Mais tarde, Hendricus e seus companheiros decidiram afundar um dos navios alemães que permanecia ancorado na margem do Maas. Algumas embarcações eram mantidas por uma ou duas semanas paradas no rio para que os soldados as abastecessem com mantimentos e enviassem de volta à Alemanha. Por não haver muitos soldados na cidade, a vigilância dos barcos era deficiente. Assim, em uma noite, o grupo liderado por Hendricus foi até o navio e cortou as mangueiras de uma embarcação, que acabaram inundando os motores e iniciaram o naufrágio. No dia seguinte, o navio já estava submerso. “Eles conseguiram afundar o navio, mas eu acho que foi um erro deles”, conta Johannes.

 

Carta de liberdade entregue pelos nazistas ao pai de Johannes. Foto: Joana Berwanger/Sul21

Apesar da sabotagem bem sucedida, em pouco tempo, os nazistas começaram a desconfiar que o naufrágio estava ligado ao pai de Johannes. Por intermédio de um amigo, Hendricus ficou sabendo que quem precisaria começar a se esconder era ele mesmo.
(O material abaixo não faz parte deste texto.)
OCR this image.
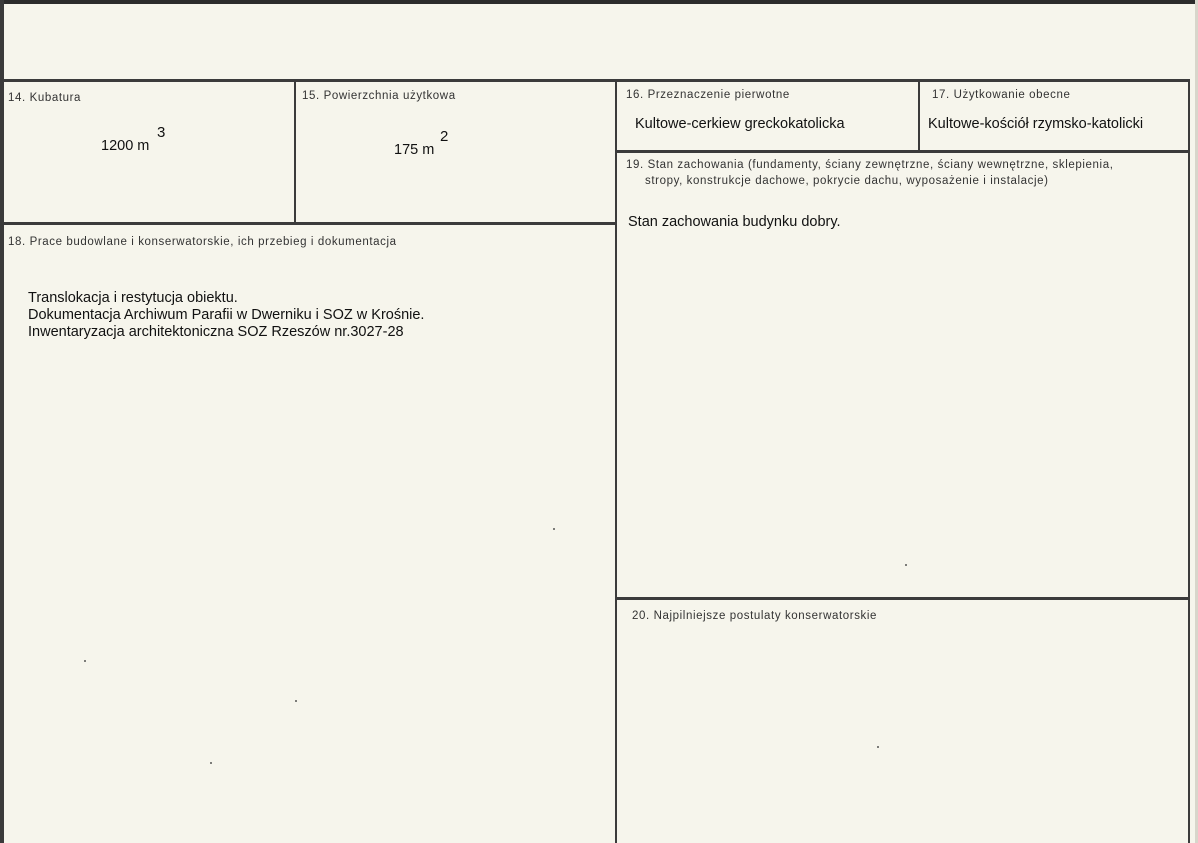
14. Kubatura
1200 m
3
15. Powierzchnia użytkowa
175 m
2
16. Przeznaczenie pierwotne
Kultowe-cerkiew greckokatolicka
17. Użytkowanie obecne
Kultowe-kościół rzymsko-katolicki
19. Stan zachowania (fundamenty, ściany zewnętrzne, ściany wewnętrzne, sklepienia,
stropy, konstrukcje dachowe, pokrycie dachu, wyposażenie i instalacje)
Stan zachowania budynku dobry.
18. Prace budowlane i konserwatorskie, ich przebieg i dokumentacja
Translokacja i restytucja obiektu.
Dokumentacja Archiwum Parafii w Dwerniku i SOZ w Krośnie.
Inwentaryzacja architektoniczna SOZ Rzeszów nr.3027-28
20. Najpilniejsze postulaty konserwatorskie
Não demorou muito para que os soldados alemães começassem a bater na porta da residência, em busca do pai da família. A estratégia elaborada para que os nazistas não encontrassem Hendricus foi que, primeiro, Elisabeth, junto com a recém-nascida, também Elisabeth, deitasse na cama, passando a impressão de que estava doente. Os pequenos Johannes e Rudy eram responsáveis por abrir a porta para os nazistas. “‘Papai tá viajando e a mamãe tá doente’, nós tínhamos que falar”. Por morarem em uma rua muito silenciosa, sempre conseguiam ouvir quando o exército estava perto. Chegavam marchando ou em caminhões, em seis ou oito homens, sempre fazendo muito barulho. Fardados, carregando espingardas e usando capacetes cortados, empurravam as crianças para o lado e adentravam na casa, revirando tudo pela frente. “A gente tremia que nem vara, mas tinha que fazer”. A cena se repetiu incontáveis vezes, mas nunca encontraram o pai de Johannes, escondido na cozinha, tampouco os judeus, no sótão.

​A essa altura, a família estava isolada pela ausência de informação, então pouco sabiam sobre o paradeiro da guerra. Hendricus ainda possuía um rádio que estabelecia um pouco de conexão com a BBC, de Londres, mas que, mais tarde, ficou completamente sem sinal. Ainda assim, era fácil de perceber que a situação se agravava gradativamente, conforme “aumentava o número de aviões, de bombas, dos ruídos”. Aos poucos, as pessoas que moravam na região começaram a deixar suas casas, em busca de lugares mais seguros. Os judeus que permaneciam escondidos na casa dos Melis também tiveram que ser realocados. Através da organização do grupo de Hendricus, as famílias foram enviadas para outra cidade.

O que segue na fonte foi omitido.